Nesse contexto, o ministro Emmanoel Pereira encaminhou ao Conselho Federal da Ordem dos Advogados do Brasil (OAB) consulta pedindo que a entidade proferisse entendimento sobre a cessão de crédito de reclamantes a advogados e, caso ela fosse permitida pelo Estatuto e Código de Ética da OAB, se deveria ser comunicada ao Juízo em que tramitava o processo onde se originou o crédito cedido. A resposta foi simples e categórica: a aquisição de créditos trabalhistas pelo advogado constituído na causa viola o Código de Ética da OAB, em razão da relação privilegiada que o advogado tem com seu cliente, já que, em geral, conhece sua condição financeira, seus anseios e as peculiaridades do processo que patrocina.

O assunto ficou então adormecido por um tempo até que, recentemente, voltou aos holofotes por causa de uma decisão proferida pelo TST. Em julgamento de embargos de declaração de uma ação que discutia a cessão de créditos, o ministro Douglas Alencar proferiu entendimento de que a cessão de créditos trabalhistas é perfeitamente cabível, desde que operada com estrita observância dos requisitos gerais da validade do negócio jurídico. Ou seja, na visão do ministro, pode.

A decisão foi suficiente para que grandes players do mercado financeiro, antes receosos em relação à prática, passassem a se sentir mais confortáveis para explorar o mercado e buscassem com seus assessores legais algumas respostas. As preocupações dos investidores são as mais diversas: como mapear as ações? De que forma operacionalizar a cessão? Deve-se informar ao juiz da causa sobre a cessão? O Judiciário Trabalhista pode barrar a cessão e anular o contrato celebrado entre as partes interessadas?

É muito cedo para se ter todas as respostas. Entretanto, ousamos opinar que a preocupação maior dos juízes do Trabalho em relação à lisura do processo é, em grande parte, dirimida pela profissionalização do mercado de cessão de créditos.

Os fundos de investimentos interessados nos créditos dos trabalhadores brasileiros têm níveis de governança corporativa elevados, são fiscalizados por agências reguladoras e estão sujeitos a avaliações de riscos e de danos reputacionais pelas suas práticas. Em outras palavras, têm muito a perder com operações duvidosas.

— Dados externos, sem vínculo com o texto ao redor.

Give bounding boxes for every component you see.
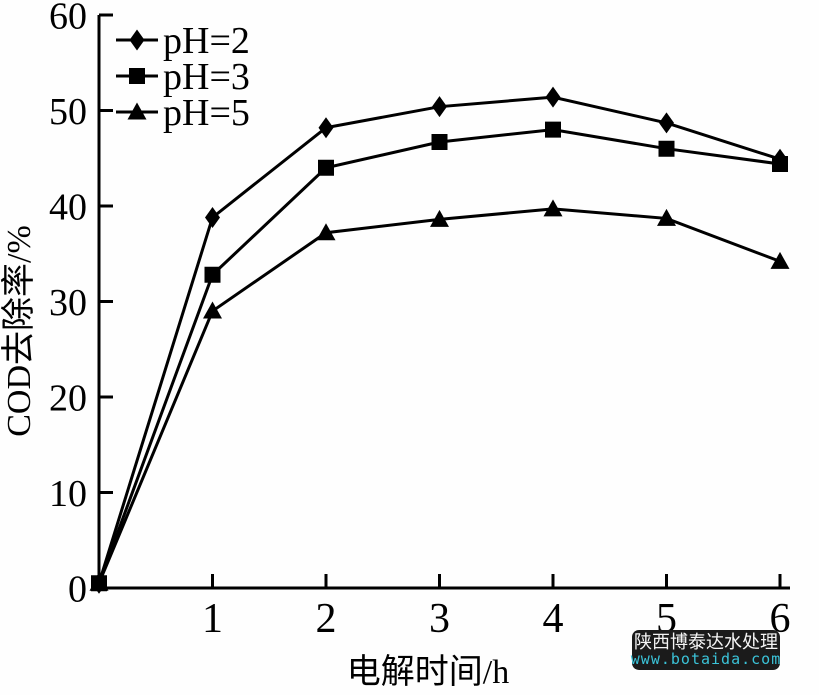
- series-line-1: [97, 128, 781, 584]
- legend-label: pH=3: [163, 56, 250, 98]
- triangle-marker: [770, 251, 790, 269]
- y-axis-title: COD去除率/%: [0, 225, 38, 437]
- triangle-marker: [430, 209, 449, 227]
- watermark-company-name: 陕西博泰达水处理: [634, 631, 778, 652]
- triangle-marker: [543, 199, 563, 217]
- x-axis-title: 电解时间/h: [347, 653, 509, 691]
- square-marker: [204, 266, 221, 283]
- triangle-marker: [89, 573, 109, 591]
- watermark: 陕西博泰达水处理 www.botaida.com: [630, 630, 782, 670]
- y-tick-label: 60: [49, 0, 87, 37]
- y-tick-label: 30: [49, 282, 87, 324]
- legend-diamond-icon: [129, 29, 145, 51]
- series-line-2: [97, 207, 781, 584]
- watermark-url: www.botaida.com: [630, 649, 782, 668]
- x-tick-label: 1: [202, 596, 223, 642]
- triangle-marker: [316, 223, 336, 241]
- square-marker: [772, 155, 788, 172]
- diamond-marker: [205, 206, 220, 228]
- diamond-marker: [318, 117, 334, 139]
- triangle-marker: [203, 301, 222, 319]
- x-tick-label: 4: [543, 596, 564, 642]
- legend-square-icon: [129, 68, 145, 84]
- square-marker: [545, 121, 561, 138]
- square-marker: [658, 140, 675, 157]
- y-tick-label: 20: [49, 377, 87, 419]
- diamond-marker: [432, 96, 447, 118]
- y-tick-label: 40: [49, 186, 87, 228]
- x-tick-label: 3: [429, 596, 450, 642]
- y-tick-label: 50: [49, 91, 87, 133]
- square-marker: [318, 159, 334, 176]
- y-tick-label: 0: [68, 568, 87, 610]
- diamond-marker: [659, 112, 674, 134]
- legend-label: pH=5: [163, 92, 250, 134]
- y-tick-label: 10: [49, 473, 87, 515]
- legend-label: pH=2: [163, 20, 250, 62]
- x-tick-label: 2: [316, 596, 337, 642]
- square-marker: [431, 134, 448, 151]
- legend-triangle-icon: [127, 102, 147, 120]
- triangle-marker: [657, 208, 676, 226]
- diamond-marker: [545, 86, 561, 108]
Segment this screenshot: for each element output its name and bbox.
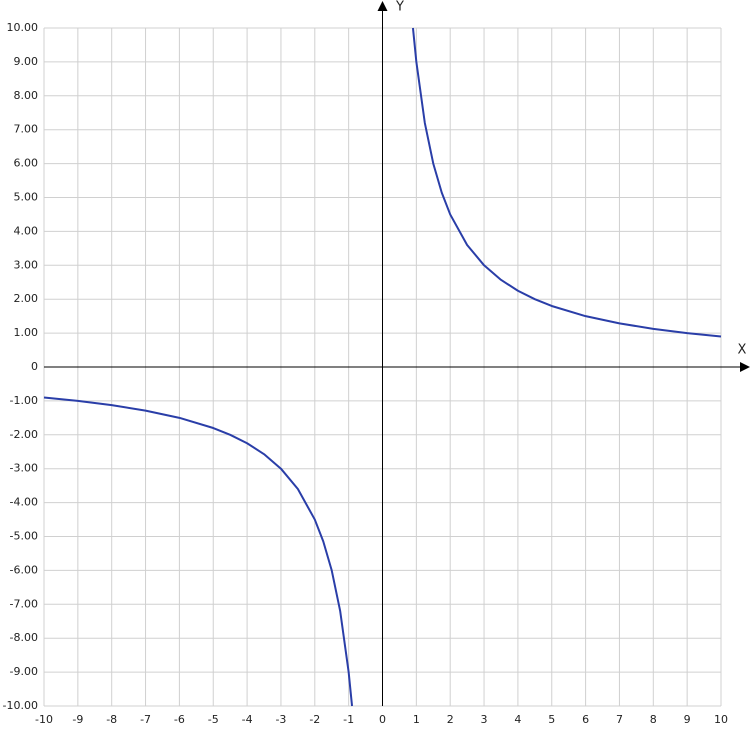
x-tick-label: -3 bbox=[275, 713, 286, 726]
x-tick-label: 4 bbox=[514, 713, 521, 726]
x-tick-label: 7 bbox=[616, 713, 623, 726]
x-tick-label: -4 bbox=[242, 713, 253, 726]
y-tick-label: 5.00 bbox=[14, 191, 39, 204]
y-tick-label: -3.00 bbox=[10, 462, 38, 475]
x-tick-label: -5 bbox=[208, 713, 219, 726]
x-tick-label: 8 bbox=[650, 713, 657, 726]
x-tick-label: -6 bbox=[174, 713, 185, 726]
y-tick-label: -8.00 bbox=[10, 631, 38, 644]
x-tick-label: 5 bbox=[548, 713, 555, 726]
y-tick-label: -2.00 bbox=[10, 428, 38, 441]
x-tick-label: -10 bbox=[35, 713, 53, 726]
x-tick-label: 1 bbox=[413, 713, 420, 726]
x-axis-label: X bbox=[738, 343, 747, 358]
x-axis-arrow bbox=[740, 362, 750, 372]
y-tick-label: -6.00 bbox=[10, 563, 38, 576]
y-tick-label: -4.00 bbox=[10, 496, 38, 509]
x-tick-label: 6 bbox=[582, 713, 589, 726]
x-tick-label: -7 bbox=[140, 713, 151, 726]
y-tick-label: 3.00 bbox=[14, 258, 39, 271]
y-tick-label: 10.00 bbox=[7, 21, 39, 34]
y-tick-label: -10.00 bbox=[3, 699, 38, 712]
y-tick-label: 9.00 bbox=[14, 55, 39, 68]
x-tick-label: -9 bbox=[72, 713, 83, 726]
x-tick-label: 3 bbox=[481, 713, 488, 726]
data-line bbox=[43, 27, 722, 707]
y-tick-label: 6.00 bbox=[14, 157, 39, 170]
y-tick-label: 7.00 bbox=[14, 123, 39, 136]
y-tick-label: 1.00 bbox=[14, 326, 39, 339]
x-tick-label: -2 bbox=[309, 713, 320, 726]
y-tick-label: -7.00 bbox=[10, 597, 38, 610]
x-tick-label: 0 bbox=[379, 713, 386, 726]
x-tick-label: 10 bbox=[714, 713, 728, 726]
y-tick-label: -1.00 bbox=[10, 394, 38, 407]
y-tick-label: 4.00 bbox=[14, 224, 39, 237]
y-axis-label: Y bbox=[395, 0, 404, 15]
x-tick-label: -8 bbox=[106, 713, 117, 726]
y-tick-label: -5.00 bbox=[10, 530, 38, 543]
y-tick-label: 0 bbox=[31, 360, 38, 373]
y-tick-label: -9.00 bbox=[10, 665, 38, 678]
x-tick-label: 9 bbox=[684, 713, 691, 726]
y-tick-label: 8.00 bbox=[14, 89, 39, 102]
y-tick-label: 2.00 bbox=[14, 292, 39, 305]
y-axis-arrow bbox=[377, 1, 388, 11]
x-tick-label: -1 bbox=[343, 713, 354, 726]
x-tick-label: 2 bbox=[447, 713, 454, 726]
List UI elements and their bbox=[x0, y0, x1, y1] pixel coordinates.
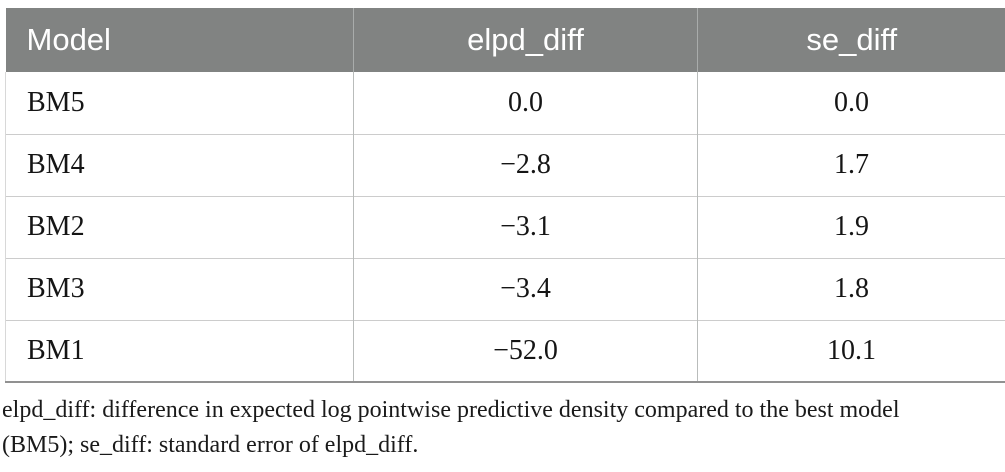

Quanto à interferência do Judiciário Trabalhista nas cessões de crédito, entendemos que ela faz todo sentido se realizada na forma de decisões homologatórias sobre as cessões. Com isso, ganham não só as partes do processo, mas as envolvidas na cessão do crédito e o próprio Judiciário, já que haverá uma declaração judicial atestando a lisura da cessão, a vontade livre e desimpedida do cessionário e a ausência de prejuízo às partes litigantes. O procedimento de homologação em muito se assemelharia com o adotado na avaliação dos tradicionais acordos, tendo avaliação dos termos da avença e ratificação da vontade das partes.

É claro que o tema demandará atuação dos investidores nos tribunais. O tête-à-tête com os juízes será fundamental para demonstrar a boa-fé na aquisição do crédito, os benefícios à parte reclamante e a importância, para a operação, da chancela do Poder Judiciário sobre a cessão.

Aos grandes litigantes da Justiça do Trabalho fica o recado para apertarem os cintos, investirem em prevenção às infrações trabalhistas e tomarem fôlego para aguentar algumas boas batalhas com os fundos, que passarão a ser titulares de seus créditos.